Acero had some comments about her colouring and was even thought to be a malamute/husky............WHEN SHE WAS TINY
She's come a long way.


----------



## Lilie (Feb 3, 2010)

What an absolute beauty!


----------



## Stevenzachsmom (Mar 3, 2008)

She is beautiful!


----------



## Chowgal (Dec 21, 2009)

She's STUNNING!


----------



## tierra nuestra (Sep 8, 2010)

lilie said:


> what an absolute beauty!


i know!so many times as we were doing our rounds in town when she was little,people would say she's so cute and neat colour,what is she?

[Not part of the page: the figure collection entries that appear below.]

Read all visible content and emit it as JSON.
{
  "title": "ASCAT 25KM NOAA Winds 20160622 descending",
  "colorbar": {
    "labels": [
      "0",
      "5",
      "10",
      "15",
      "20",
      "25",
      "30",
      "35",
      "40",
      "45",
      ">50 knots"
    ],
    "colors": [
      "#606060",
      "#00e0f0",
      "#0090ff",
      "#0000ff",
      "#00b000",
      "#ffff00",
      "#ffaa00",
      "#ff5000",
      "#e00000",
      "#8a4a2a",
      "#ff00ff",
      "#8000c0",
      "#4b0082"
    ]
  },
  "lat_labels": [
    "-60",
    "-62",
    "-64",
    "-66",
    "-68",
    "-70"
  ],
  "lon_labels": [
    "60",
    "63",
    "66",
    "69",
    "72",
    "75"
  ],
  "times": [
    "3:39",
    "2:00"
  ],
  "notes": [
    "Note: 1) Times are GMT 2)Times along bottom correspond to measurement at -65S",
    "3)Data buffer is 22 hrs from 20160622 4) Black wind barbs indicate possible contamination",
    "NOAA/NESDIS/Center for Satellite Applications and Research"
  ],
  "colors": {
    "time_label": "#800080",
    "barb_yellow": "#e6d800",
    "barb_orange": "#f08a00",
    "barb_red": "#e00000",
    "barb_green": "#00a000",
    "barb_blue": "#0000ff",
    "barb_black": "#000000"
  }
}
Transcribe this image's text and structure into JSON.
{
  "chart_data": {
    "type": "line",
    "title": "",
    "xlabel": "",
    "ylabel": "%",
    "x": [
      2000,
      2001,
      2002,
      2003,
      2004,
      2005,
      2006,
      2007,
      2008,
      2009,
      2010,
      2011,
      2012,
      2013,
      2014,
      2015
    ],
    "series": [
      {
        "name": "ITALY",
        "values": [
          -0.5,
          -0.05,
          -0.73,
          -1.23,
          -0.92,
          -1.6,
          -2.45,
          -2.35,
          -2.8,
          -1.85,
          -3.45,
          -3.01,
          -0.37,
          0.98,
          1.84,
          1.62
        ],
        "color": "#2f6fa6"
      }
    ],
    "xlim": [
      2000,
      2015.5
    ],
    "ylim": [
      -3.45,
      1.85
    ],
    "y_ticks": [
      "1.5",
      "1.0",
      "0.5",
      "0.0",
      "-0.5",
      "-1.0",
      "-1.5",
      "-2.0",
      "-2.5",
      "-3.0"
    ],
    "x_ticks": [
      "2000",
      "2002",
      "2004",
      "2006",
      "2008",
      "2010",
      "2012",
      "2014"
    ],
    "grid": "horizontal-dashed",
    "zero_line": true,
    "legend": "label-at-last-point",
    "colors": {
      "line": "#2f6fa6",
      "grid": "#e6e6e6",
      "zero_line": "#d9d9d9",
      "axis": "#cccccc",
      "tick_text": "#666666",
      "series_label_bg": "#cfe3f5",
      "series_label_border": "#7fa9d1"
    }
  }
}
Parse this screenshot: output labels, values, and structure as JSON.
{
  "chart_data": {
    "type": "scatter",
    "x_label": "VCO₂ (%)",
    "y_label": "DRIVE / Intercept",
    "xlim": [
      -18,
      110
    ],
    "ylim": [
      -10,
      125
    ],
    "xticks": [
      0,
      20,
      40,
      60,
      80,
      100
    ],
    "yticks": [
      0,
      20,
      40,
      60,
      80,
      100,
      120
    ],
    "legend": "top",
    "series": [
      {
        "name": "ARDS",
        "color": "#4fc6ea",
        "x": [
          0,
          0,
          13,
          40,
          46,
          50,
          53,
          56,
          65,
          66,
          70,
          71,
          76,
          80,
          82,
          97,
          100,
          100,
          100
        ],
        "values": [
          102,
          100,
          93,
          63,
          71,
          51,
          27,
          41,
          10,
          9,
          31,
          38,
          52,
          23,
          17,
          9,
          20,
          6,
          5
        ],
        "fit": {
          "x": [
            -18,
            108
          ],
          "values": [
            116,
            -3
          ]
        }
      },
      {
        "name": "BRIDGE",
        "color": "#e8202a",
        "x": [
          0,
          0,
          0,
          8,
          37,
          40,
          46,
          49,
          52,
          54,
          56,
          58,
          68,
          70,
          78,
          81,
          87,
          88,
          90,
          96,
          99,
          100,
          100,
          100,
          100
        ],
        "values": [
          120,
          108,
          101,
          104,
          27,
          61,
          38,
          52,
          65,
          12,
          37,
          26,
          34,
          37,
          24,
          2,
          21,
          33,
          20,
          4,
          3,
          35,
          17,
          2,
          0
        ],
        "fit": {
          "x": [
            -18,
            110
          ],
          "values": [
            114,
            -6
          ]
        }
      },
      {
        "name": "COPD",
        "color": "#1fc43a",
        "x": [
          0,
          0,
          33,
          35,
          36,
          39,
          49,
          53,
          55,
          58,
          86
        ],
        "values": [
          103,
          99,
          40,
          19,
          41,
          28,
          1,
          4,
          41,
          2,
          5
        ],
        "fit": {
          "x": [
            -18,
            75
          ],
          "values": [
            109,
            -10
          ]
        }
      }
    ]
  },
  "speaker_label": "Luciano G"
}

I tell them and they give me a "really?" look and say is she pure?
You have no idea how sick and tired i became of repeating the same thing to people.
I'm so glad her mask stayed and is darking as she gets older.thanks for the compliment too.


----------



## trish07 (Mar 5, 2010)

AMAZING color!! She's a pure beauty!


----------



## shannonrae (Sep 9, 2010)

Absolutely stunning! Love the coat!


----------



## armymp1014 (Aug 14, 2010)

then and now.... they grow too fast


----------



## GSD_Xander (Nov 27, 2010)

Wow! I love seeing photos of the color change over time 

What a pretty girl too


----------



## Konotashi (Jan 11, 2010)

WOW! Where'd you get her from? She's gorgeous!


----------



## VaBeachFamily (Apr 12, 2005)

I still think she looks like an Akita  but still a good looking dog


----------



## LaRen616 (Mar 4, 2010)

VaBeachFamily said:


> I still think she looks like an Akita  but still a good looking dog


That's what I thought!


----------



## FG167 (Sep 22, 2010)

LaRen616 said:


> That's what I thought!


Me too!

She looks so huggable - what a beauty!


----------



## Whitedog404 (Mar 25, 2010)

Beautiful face and color.


----------



## VaBeachFamily (Apr 12, 2005)

Just saying, she is a little.. errrr... "thick", her legs are HUGE... lol her face a bit more round than I am used to seeing with shepherds... I did see an Akita the other day that looked almost Identical in a show.. so I know it was purebred


----------



## paulag1955 (Jun 29, 2010)

What a stunner!


----------



## GSDAlphaMom (Jul 20, 2010)

Wow she is stunning. I remember when you first posted her puppy pic how interesting I thought she looked then. Keep us posted on how she is doing and updated pics. I'm really intersted in following her.


----------